Contributing, too, to the media’s current credibility crisis has been another long-term shift in Washington journalism—the trend toward confrontation. After Vietnam and Watergate, journalists shed their former deference to authority (though it might return in times of war or crisis) and assumed a more consistently adversarial stance toward the president and other powerbrokers. That Democratic presidents as much as Republicans have endured batterings by the press—was any recent White House occupant flogged more relentlessly than Bill Clinton?—gives the lie to the right’s claim that liberal ideology fuels the press’ antagonisms.
This too, in theory, marked a positive development, even a sign of an invigorated Fourth Estate—if the adversarial spirit were channeled into investigative reporting or skepticism of official decrees. But too often the television stars, the talking heads, and the marquee correspondents succumbed to herd thinking. They wallowed in scandal, joined in feeding frenzies, and indulged in snide and petty gotcha journalism, staining their collective reputation. To be sure, some reporters have done bang-up work investigating the Trump administration. But even reporting on the president that exposes dishonesty or wrongdoing is going to be read by many as a smear—more proof of the media’s desire to get him. Trump has to a large extent inoculated himself.
The final long-term change in Medialand that plays to Trump’s advantage has been the rise of the internet and in particular social media. Partisan outlets fed the polarization of political opinion: developing partisan talking points, ginning up outrage, reinforcing ideological assumptions, promoting maximalism. With email, then Facebook, then especially Twitter, this partisan outrage could be widely shared and sustained around the clock. Even print media adapted to the new metabolism; reporters now take cues about what to write about from what’s trending online and have learned to post and update stories continuously. Did we really need the hundred quick takes posted last Monday about whether Oprah should run for president?
It was Trump’s inadvertent genius to stumble upon this strange new medium for political gain. Twitter’s value to him is not, as is commonly supposed, that it lets him reach a huge audience directly; presidents have done that for decades with radio, TV, and even press releases. Twitter suits Trump because it lends itself to short unreflective outbursts, packed with anger and emotion, usually aimed at assailing somebody else in juvenile, mean-spirited terms. This denigrative approach has long been Trump’s modus operandi. Twitter provided a perfect outlet for it in a season of resentment and frustration.
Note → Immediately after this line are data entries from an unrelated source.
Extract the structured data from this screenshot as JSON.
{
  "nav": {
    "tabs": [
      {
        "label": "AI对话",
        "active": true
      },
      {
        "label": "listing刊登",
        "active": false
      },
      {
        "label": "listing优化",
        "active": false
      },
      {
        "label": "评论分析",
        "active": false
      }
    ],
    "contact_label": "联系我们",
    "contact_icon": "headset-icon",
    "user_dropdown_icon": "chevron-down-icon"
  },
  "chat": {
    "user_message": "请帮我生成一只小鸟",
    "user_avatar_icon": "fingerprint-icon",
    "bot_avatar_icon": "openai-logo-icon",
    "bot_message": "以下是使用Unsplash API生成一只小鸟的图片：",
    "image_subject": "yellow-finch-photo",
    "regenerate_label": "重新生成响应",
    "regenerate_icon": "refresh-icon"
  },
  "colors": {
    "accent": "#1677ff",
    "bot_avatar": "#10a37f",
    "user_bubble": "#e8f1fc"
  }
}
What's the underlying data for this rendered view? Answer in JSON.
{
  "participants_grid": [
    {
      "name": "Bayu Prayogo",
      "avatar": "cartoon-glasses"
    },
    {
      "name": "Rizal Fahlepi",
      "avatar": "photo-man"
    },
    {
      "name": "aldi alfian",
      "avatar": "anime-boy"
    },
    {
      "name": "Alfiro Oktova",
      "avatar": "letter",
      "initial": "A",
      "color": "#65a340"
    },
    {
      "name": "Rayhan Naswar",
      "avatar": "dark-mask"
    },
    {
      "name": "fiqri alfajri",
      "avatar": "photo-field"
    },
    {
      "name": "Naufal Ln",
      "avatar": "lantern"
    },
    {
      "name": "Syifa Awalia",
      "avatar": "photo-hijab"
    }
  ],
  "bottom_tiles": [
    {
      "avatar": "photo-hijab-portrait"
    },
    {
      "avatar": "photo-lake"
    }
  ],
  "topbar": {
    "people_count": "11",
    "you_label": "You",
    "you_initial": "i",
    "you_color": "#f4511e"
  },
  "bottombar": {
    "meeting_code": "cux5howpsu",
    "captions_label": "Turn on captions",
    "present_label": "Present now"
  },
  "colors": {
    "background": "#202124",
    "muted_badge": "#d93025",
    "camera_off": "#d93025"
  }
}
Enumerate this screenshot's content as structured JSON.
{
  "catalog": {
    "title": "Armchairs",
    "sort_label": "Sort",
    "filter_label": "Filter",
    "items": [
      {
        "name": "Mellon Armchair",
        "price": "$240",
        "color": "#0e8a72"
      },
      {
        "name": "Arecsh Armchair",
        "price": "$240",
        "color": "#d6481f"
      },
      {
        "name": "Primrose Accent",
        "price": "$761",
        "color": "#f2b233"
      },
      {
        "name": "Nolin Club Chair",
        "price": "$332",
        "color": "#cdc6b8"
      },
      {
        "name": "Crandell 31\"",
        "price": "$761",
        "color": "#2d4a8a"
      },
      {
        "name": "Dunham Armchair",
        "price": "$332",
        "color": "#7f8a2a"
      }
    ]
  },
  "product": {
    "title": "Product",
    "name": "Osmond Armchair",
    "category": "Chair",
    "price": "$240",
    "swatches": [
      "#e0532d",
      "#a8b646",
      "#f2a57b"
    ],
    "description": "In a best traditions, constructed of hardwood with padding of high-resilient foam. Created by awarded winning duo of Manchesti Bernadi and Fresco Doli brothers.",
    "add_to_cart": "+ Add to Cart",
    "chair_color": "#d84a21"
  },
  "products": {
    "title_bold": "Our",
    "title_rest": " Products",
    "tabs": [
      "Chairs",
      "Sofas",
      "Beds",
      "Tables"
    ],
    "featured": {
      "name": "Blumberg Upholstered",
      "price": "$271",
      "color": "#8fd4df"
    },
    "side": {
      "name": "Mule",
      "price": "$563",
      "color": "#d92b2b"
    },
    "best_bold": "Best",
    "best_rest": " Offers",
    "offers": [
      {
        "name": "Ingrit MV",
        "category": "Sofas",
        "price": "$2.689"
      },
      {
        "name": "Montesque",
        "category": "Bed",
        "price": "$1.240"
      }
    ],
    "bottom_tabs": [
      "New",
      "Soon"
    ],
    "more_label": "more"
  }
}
Whether Trump exits the scene in 2020, 2024, or perhaps some time before then, his departure will bring many sighs of relief. But it’s unlikely to restore the relatively peaceable relations that, we can only now see, prevailed under Obama and others who came before. The conditions that corroded popular regard for the national news media remain firmly in place, and the methods that Trump devised, however impulsively or intuitively, will be there for the taking for the next angry demagogue to exploit.